Directional Endothelial Communication by Polarized Extracellular Vesicle Release

  • Cardiology and Cardiovascular Medicine
  • Physiology

BACKGROUND: Extracellular vesicles (EVs) contain bioactive cargo including miRNAs and proteins that are released by cells during cell-cell communication. Endothelial cells (ECs) form the innermost lining of all blood vessels, interfacing with cells in the circulation and vascular wall. It is unknown whether ECs release EVs capable of governing recipient cells within these 2 separate compartments.

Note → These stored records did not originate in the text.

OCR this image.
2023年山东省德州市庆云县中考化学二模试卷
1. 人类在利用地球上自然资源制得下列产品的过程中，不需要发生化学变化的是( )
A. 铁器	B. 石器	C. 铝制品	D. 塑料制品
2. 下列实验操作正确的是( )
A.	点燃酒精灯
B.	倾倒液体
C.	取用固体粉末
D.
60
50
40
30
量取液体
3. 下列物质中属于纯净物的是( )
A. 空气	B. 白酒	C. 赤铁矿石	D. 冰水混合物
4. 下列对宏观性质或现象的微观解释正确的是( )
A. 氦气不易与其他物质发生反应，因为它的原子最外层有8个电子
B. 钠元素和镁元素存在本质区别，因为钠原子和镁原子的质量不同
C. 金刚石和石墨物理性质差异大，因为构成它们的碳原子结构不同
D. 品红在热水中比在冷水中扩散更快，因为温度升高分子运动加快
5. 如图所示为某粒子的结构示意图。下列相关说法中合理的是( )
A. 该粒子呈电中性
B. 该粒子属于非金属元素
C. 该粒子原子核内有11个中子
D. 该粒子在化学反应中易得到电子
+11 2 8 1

Given their boundary location, we propose ECs use bidirectional release of distinct EV cargo in quiescent (healthy) and activated (atheroprone) states to communicate with cells within the circulation and blood vessel wall. METHODS: EVs were isolated from primary human aortic ECs (plate and transwell grown; ±IL [interleukin]-1β activation), quantified, visualized, and analyzed by miRNA transcriptomics and proteomics. Apical and basolateral EC-EV release was determined by miRNA transfer, total internal reflectance, and electron microscopy. Vascular reprogramming (RNA sequencing) and functional assays were performed on primary human monocytes or smooth muscle cells±EC-EVs. RESULTS: Activated ECs increased EV release, with miRNA and protein cargo related to atherosclerosis. EV-treated monocytes and smooth muscle cells revealed activated EC-EV altered pathways that were proinflammatory and atherogenic. ECs released more EVs apically, which increased with activation. Apical and basolateral EV cargo contained distinct transcriptomes and proteomes that were altered by EC activation. Notably, activated basolateral EC-EVs displayed greater changes in the EV secretome, with pathways specific to atherosclerosis. In silico analysis determined compartment-specific cargo released by the apical and basolateral surfaces of ECs can reprogram monocytes and smooth muscle cells, respectively, with functional assays and in vivo imaging supporting this concept. CONCLUSIONS: Demonstrating that ECs are capable of polarized EV cargo loading and directional EV secretion reveals a novel paradigm for endothelial communication, which may ultimately enhance the design of endothelial-based therapeutics for cardiovascular diseases such as atherosclerosis where ECs are persistently activated.